I'm fine with colloquial expressions (even if they're no longer colloquial, having once been so is enough), official titles (formal or not, in current use or not). The best answer will be a single word or concise phrase, and a term in more recent use will be preferred to one that is older. An ideal answer will be a word or phrase in English (of any variety), but answers in any language are acceptable (whether a loanword, calque, or purely non-English term).
If no such term or title for a person exists, I'm also open to any word for something which tracks the food inventory available (again, particularly for a personal household).
The closest I've been able to find is the French chef garde manger, but I'd never heard the title before searching this out. Pantry chef was another contender I came across, but seems to be an English variant of the French phrase.
These are possibly acceptable, but are less than ideal to me because they were fairly obscure to me an also include the word chef, which to my mind connotes food preparation more than tracking food inventory.

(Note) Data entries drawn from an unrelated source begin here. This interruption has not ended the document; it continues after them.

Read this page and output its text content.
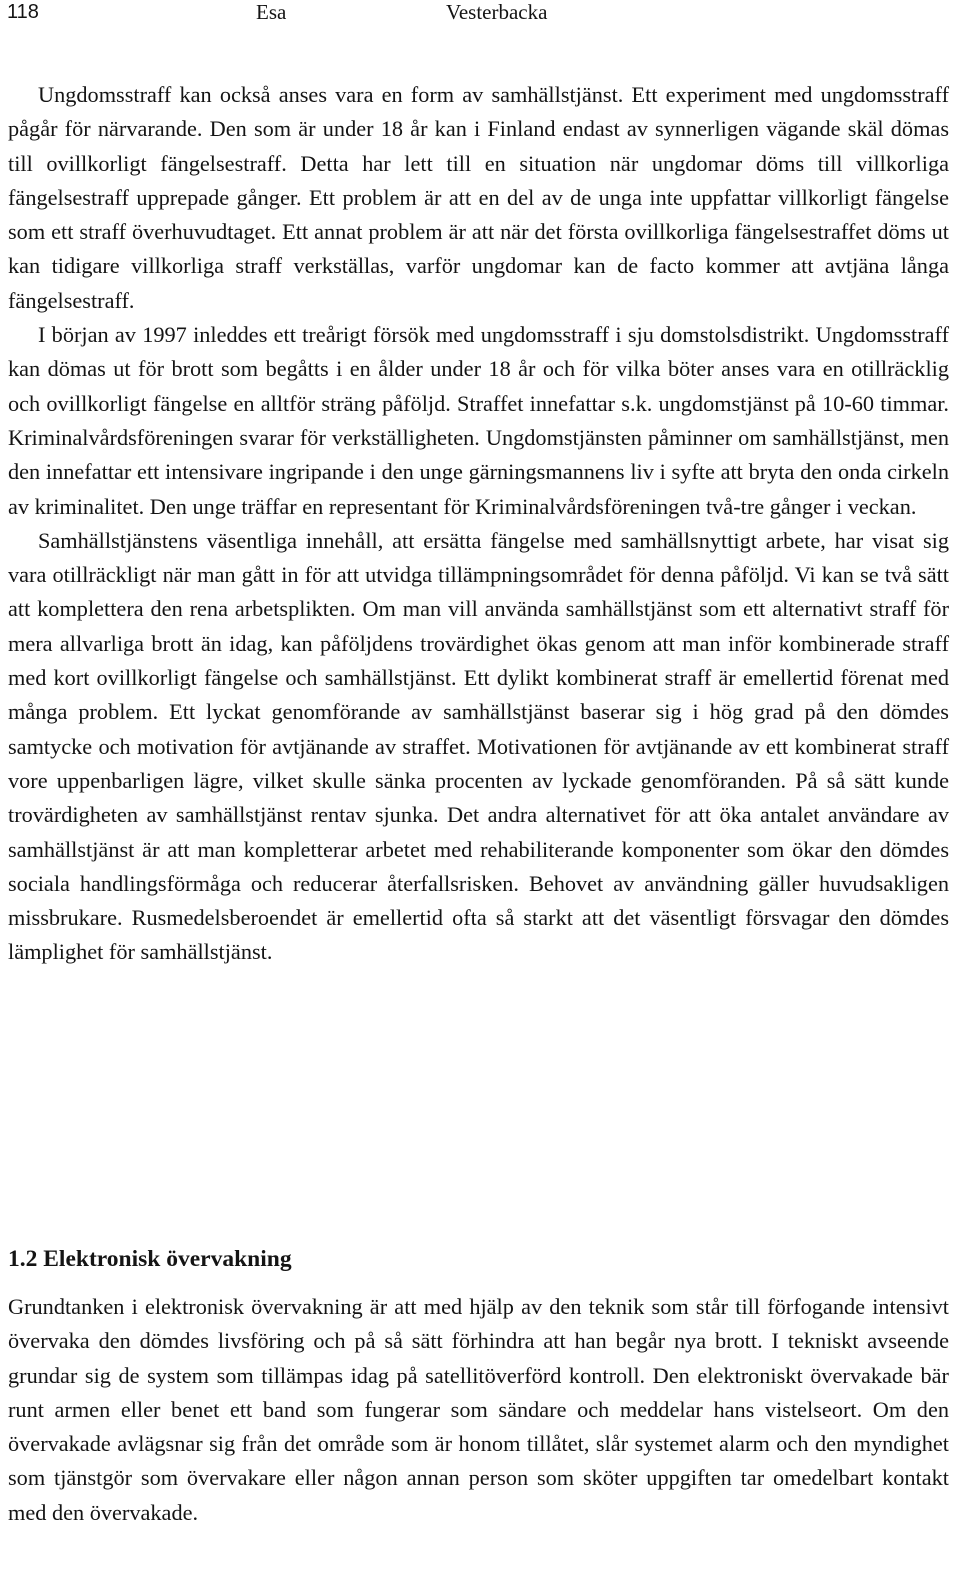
118	Esa	Vesterbacka

Ungdomsstraff kan också anses vara en form av samhällstjänst. Ett experiment med ungdomsstraff pågår för närvarande. Den som är under 18 år kan i Finland endast av synnerligen vägande skäl dömas till ovillkorligt fängelsestraff. Detta har lett till en situation när ungdomar döms till villkorliga fängelsestraff upprepade gånger. Ett problem är att en del av de unga inte uppfattar villkorligt fängelse som ett straff överhuvudtaget. Ett annat problem är att när det första ovillkorliga fängelsestraffet döms ut kan tidigare villkorliga straff verkställas, varför ungdomar kan de facto kommer att avtjäna långa fängelsestraff.

I början av 1997 inleddes ett treårigt försök med ungdomsstraff i sju domstolsdistrikt. Ungdomsstraff kan dömas ut för brott som begåtts i en ålder under 18 år och för vilka böter anses vara en otillräcklig och ovillkorligt fängelse en alltför sträng påföljd. Straffet innefattar s.k. ungdomstjänst på 10-60 timmar. Kriminalvårdsföreningen svarar för verkställigheten. Ungdomstjänsten påminner om samhällstjänst, men den innefattar ett intensivare ingripande i den unge gärningsmannens liv i syfte att bryta den onda cirkeln av kriminalitet. Den unge träffar en representant för Kriminalvårdsföreningen två-tre gånger i veckan.

Samhällstjänstens väsentliga innehåll, att ersätta fängelse med samhällsnyttigt arbete, har visat sig vara otillräckligt när man gått in för att utvidga tillämpningsområdet för denna påföljd. Vi kan se två sätt att komplettera den rena arbetsplikten. Om man vill använda samhällstjänst som ett alternativt straff för mera allvarliga brott än idag, kan påföljdens trovärdighet ökas genom att man inför kombinerade straff med kort ovillkorligt fängelse och samhällstjänst. Ett dylikt kombinerat straff är emellertid förenat med många problem. Ett lyckat genomförande av samhällstjänst baserar sig i hög grad på den dömdes samtycke och motivation för avtjänande av straffet. Motivationen för avtjänande av ett kombinerat straff vore uppenbarligen lägre, vilket skulle sänka procenten av lyckade genomföranden. På så sätt kunde trovärdigheten av samhällstjänst rentav sjunka. Det andra alternativet för att öka antalet användare av samhällstjänst är att man kompletterar arbetet med rehabiliterande komponenter som ökar den dömdes sociala handlingsförmåga och reducerar återfallsrisken. Behovet av användning gäller huvudsakligen missbrukare. Rusmedelsberoendet är emellertid ofta så starkt att det väsentligt försvagar den dömdes lämplighet för samhällstjänst.

1.2 Elektronisk övervakning

Grundtanken i elektronisk övervakning är att med hjälp av den teknik som står till förfogande intensivt övervaka den dömdes livsföring och på så sätt förhindra att han begår nya brott. I tekniskt avseende grundar sig de system som tillämpas idag på satellitöverförd kontroll. Den elektroniskt övervakade bär runt armen eller benet ett band som fungerar som sändare och meddelar hans vistelseort. Om den övervakade avlägsnar sig från det område som är honom tillåtet, slår systemet alarm och den myndighet som tjänstgör som övervakare eller någon annan person som sköter uppgiften tar omedelbart kontakt med den övervakade.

Historically, in the household staff of a wealthy or noble family, this was the role of the butler. According to Wikipedia,
A butler is a domestic worker in a large household. In great houses, the household is sometimes divided into departments with the butler in charge of the dining room, wine cellar, and pantry. [emphasis added]
In more modern usage, the butler is often the manager of the entire household staff, but may still have ultimate responsibility for food (and other) supplies, so the word might still fit your requirements.
Pantreman (1522), Pantré-man, Pantrieman, Pantriman and pantryman were all used in C16th Scotland.
In around 1565 George Buchanan was empowered by the parliament to look into the costs of various colleges of St. Andrew's University. Memoirs of the Life and Writings of George Buchanan, by David Irving, 1817, quotes a short note of his, written in this connection, which mentions,
The cook, steuart, porter, and pantriman, ilke ane of them ane bread, ane pint of ale, in the day and halfe ane quarter of mutton, or equivalent among them, ane courss of fish att melteth(*); sixtein pennies the day.
(*) from Middle English mel tid: Early Modern English meale-tyde: meal-time.
'Pantryman' seems still to be in quite a few dictionaries. And not marked as obsolete. And I guess anyone reading the word would know what it meant even if they hadn't seen it before.